DNA quantification with a visible light spectrometer
In microbio, a common procedure is a ‘miniprep’, where plasmid DNA is extracted from bacteria (often e. coli, which is good at making lots of copies) for insertion into some other organism. I’ve done a few, but had no good way to know if they worked! Typical approaches look at absorption at 260nm, and I don’t have a UV spectrometer. In this post I’ll show my trick for getting around this problem to estimate DNA concentration with my existing cobbled-together visible light spectrometer.
The key trick is to mix a small amount of the DNA sample with a dye that binds to DNA and fluoresces when illuminated with visible light. I used SeeGreen stain - I prepared a dilution with 2uL of stain in 20ml water, and then mix 1uL of DNA into 100uL of the diluted stain. A blue LED shines down into the sample. I use some yellow film to block most of this blue light from reaching the camera in the spectrometer, and instead look at the intensity of the green fluorescence emitted by the dye. The more DNA there is, the more dye binds and fluoresces, so this gives us a way to estimate DNA concentration.

We also need a reference with known concentration.
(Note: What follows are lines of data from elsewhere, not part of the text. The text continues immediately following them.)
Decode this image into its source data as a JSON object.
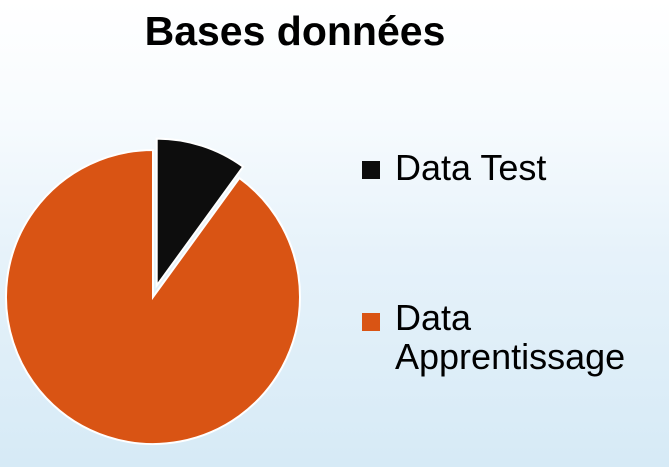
{
  "title": "Bases données",
  "chart_data": {
    "type": "pie",
    "title": "Bases données",
    "categories": [
      "Data Test",
      "Data Apprentissage"
    ],
    "values": [
      10,
      90
    ],
    "colors": [
      "#0d0d0d",
      "#d95414"
    ],
    "legend_position": "right",
    "exploded": "Data Test"
  }
}
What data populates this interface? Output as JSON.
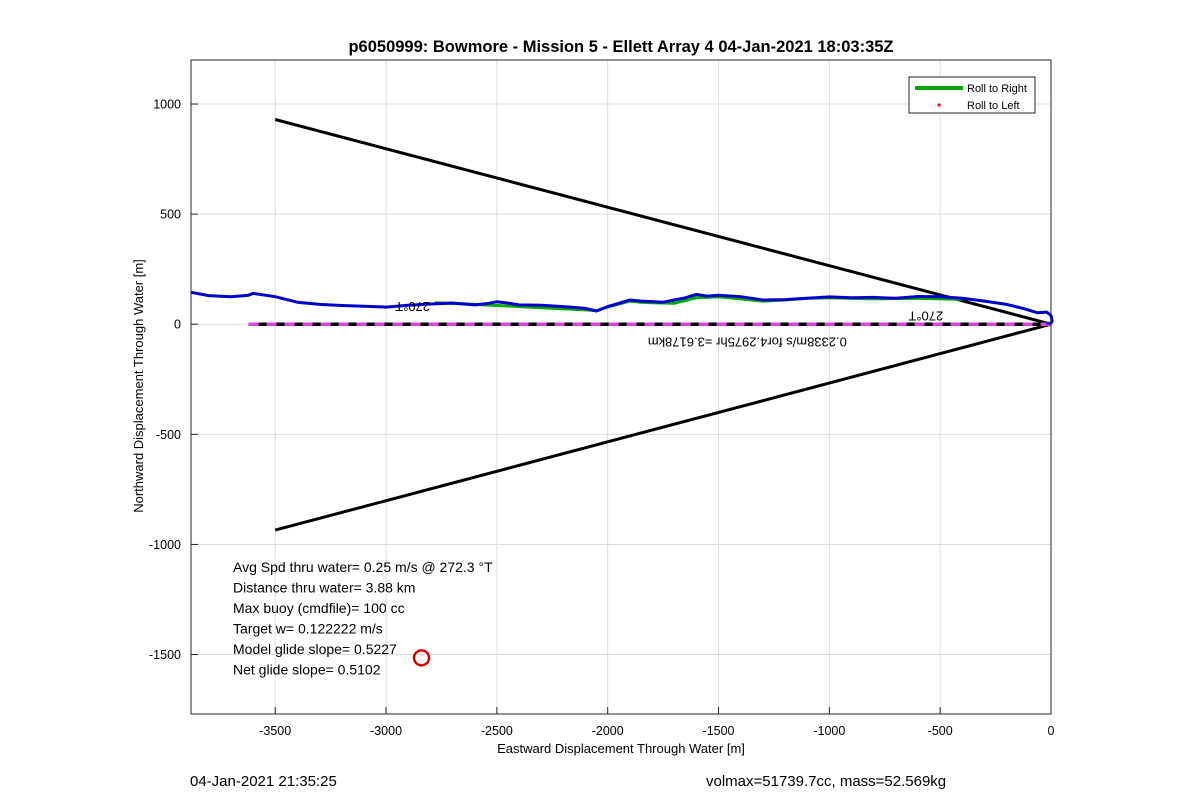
{
  "chart_data": {
    "type": "line",
    "title": "p6050999: Bowmore - Mission 5 - Ellett Array 4 04-Jan-2021 18:03:35Z",
    "xlabel": "Eastward Displacement Through Water [m]",
    "ylabel": "Northward Displacement Through Water [m]",
    "xlim": [
      -3880,
      0
    ],
    "ylim": [
      -1770,
      1200
    ],
    "xticks": [
      -3500,
      -3000,
      -2500,
      -2000,
      -1500,
      -1000,
      -500,
      0
    ],
    "yticks": [
      -1500,
      -1000,
      -500,
      0,
      500,
      1000
    ],
    "xtick_labels": [
      "-3500",
      "-3000",
      "-2500",
      "-2000",
      "-1500",
      "-1000",
      "-500",
      "0"
    ],
    "ytick_labels": [
      "-1500",
      "-1000",
      "-500",
      "0",
      "500",
      "1000"
    ],
    "grid": true,
    "legend_position": "top-right",
    "legend": [
      {
        "label": "Roll to Right",
        "color": "#00aa00",
        "style": "line"
      },
      {
        "label": "Roll to Left",
        "color": "#ff0000",
        "style": "dot"
      }
    ],
    "series": [
      {
        "name": "Roll to Right",
        "color": "#00aa00",
        "x": [
          -2780,
          -2700,
          -2600,
          -2500,
          -2400,
          -2300,
          -2200,
          -2100,
          -2050,
          -2000,
          -1950,
          -1900,
          -1850,
          -1800,
          -1700,
          -1600,
          -1500,
          -1400,
          -1300,
          -1200,
          -1100,
          -1000,
          -900,
          -800,
          -700,
          -600,
          -500,
          -400
        ],
        "y": [
          97,
          95,
          90,
          85,
          80,
          75,
          70,
          65,
          62,
          78,
          92,
          105,
          100,
          98,
          95,
          120,
          125,
          115,
          105,
          110,
          118,
          120,
          118,
          115,
          117,
          118,
          115,
          113
        ]
      }
    ],
    "track": {
      "color": "#0000cc",
      "x": [
        -3880,
        -3800,
        -3700,
        -3620,
        -3600,
        -3500,
        -3400,
        -3300,
        -3200,
        -3100,
        -3000,
        -2900,
        -2800,
        -2700,
        -2600,
        -2550,
        -2500,
        -2450,
        -2400,
        -2300,
        -2200,
        -2100,
        -2050,
        -2000,
        -1950,
        -1900,
        -1850,
        -1800,
        -1750,
        -1700,
        -1650,
        -1600,
        -1550,
        -1500,
        -1400,
        -1300,
        -1200,
        -1100,
        -1000,
        -900,
        -800,
        -700,
        -600,
        -500,
        -400,
        -300,
        -200,
        -120,
        -60,
        -20,
        0,
        5,
        0,
        -20
      ],
      "y": [
        145,
        130,
        125,
        132,
        140,
        125,
        100,
        90,
        85,
        82,
        78,
        86,
        92,
        96,
        88,
        93,
        102,
        96,
        88,
        86,
        80,
        72,
        60,
        80,
        95,
        110,
        105,
        103,
        100,
        110,
        120,
        135,
        128,
        132,
        125,
        110,
        112,
        118,
        124,
        120,
        122,
        118,
        126,
        125,
        118,
        105,
        90,
        70,
        52,
        55,
        40,
        15,
        5,
        3
      ]
    },
    "cone_lines": [
      {
        "x": [
          -3500,
          0
        ],
        "y": [
          930,
          0
        ]
      },
      {
        "x": [
          -3500,
          0
        ],
        "y": [
          -935,
          0
        ]
      }
    ],
    "heading_line": {
      "x": [
        -3620,
        0
      ],
      "y": [
        0,
        0
      ]
    },
    "marker": {
      "x": -2840,
      "y": -1515,
      "color": "#dd0000"
    },
    "annotations": [
      {
        "text": "270°T",
        "x": -2880,
        "y": 100,
        "rotated": true
      },
      {
        "text": "270°T",
        "x": -565,
        "y": 58,
        "rotated": true
      },
      {
        "text": "0.2338m/s for4.2975hr =3.6178km",
        "x": -1370,
        "y": -60,
        "rotated": true
      }
    ],
    "stats": [
      "Avg Spd thru water=  0.25 m/s @ 272.3 °T",
      "Distance thru water=  3.88 km",
      "Max buoy (cmdfile)= 100 cc",
      "Target w= 0.122222 m/s",
      "Model glide slope= 0.5227",
      "Net glide slope= 0.5102"
    ]
  },
  "footer": {
    "left": "04-Jan-2021 21:35:25",
    "right": "volmax=51739.7cc, mass=52.569kg"
  }
}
I used some spare plasmid I had on hand to make a 500ng/uL reference (well, I had to add 5uL of 100ng/uL DNA to the diluted stain, but close enough). And then as a baseline I made several vials to which no DNA was added. Here are the results, looking at a sample from my most recent miniprep and comparing to the standard and the two baseline samples:

Code is here for the curious. Since the exact figures you’ll get vary depending on choices like the bounding box used in the image, I did some quick bootstrapping to give a range of values, picking a final estimate of 687 ng/µL (90% CI: 507–845).

Note, the confidence interval there only accounts for the variability of the image analysis. There could be additional variation from bad light sealing in the spectrometer, volume measurement errors, the fact that my reference sample was from a few uL of old DNA in a tube that had been shaken up, etc etc. I suspect the reference might be more like 300 ng/µL than 500, for example, which would knock the estimate down to around 400 ng/µL. Still, the miniprep kit targets 30-50ug total in 100uL elution, and I did try to stack the odds in my favour, so the estimate is in the right ballpark.
Importantly, the estimate is not 0, which is what I was really worried about :) If I wanted more precision, I’d do repeat estimates, average over multiple exposures, and make up more known reference samples. But for what I want, this is more than good enough to move on to the next steps of my project. Although I will want to do a gel to assess the quality of the DNA too - once I get my hands on a DNA ladder. At the moment we know there is DNA, but not how much is plasmid vs genomic junk that might have made it through :)
Anyway, that’s all, see you in the next one.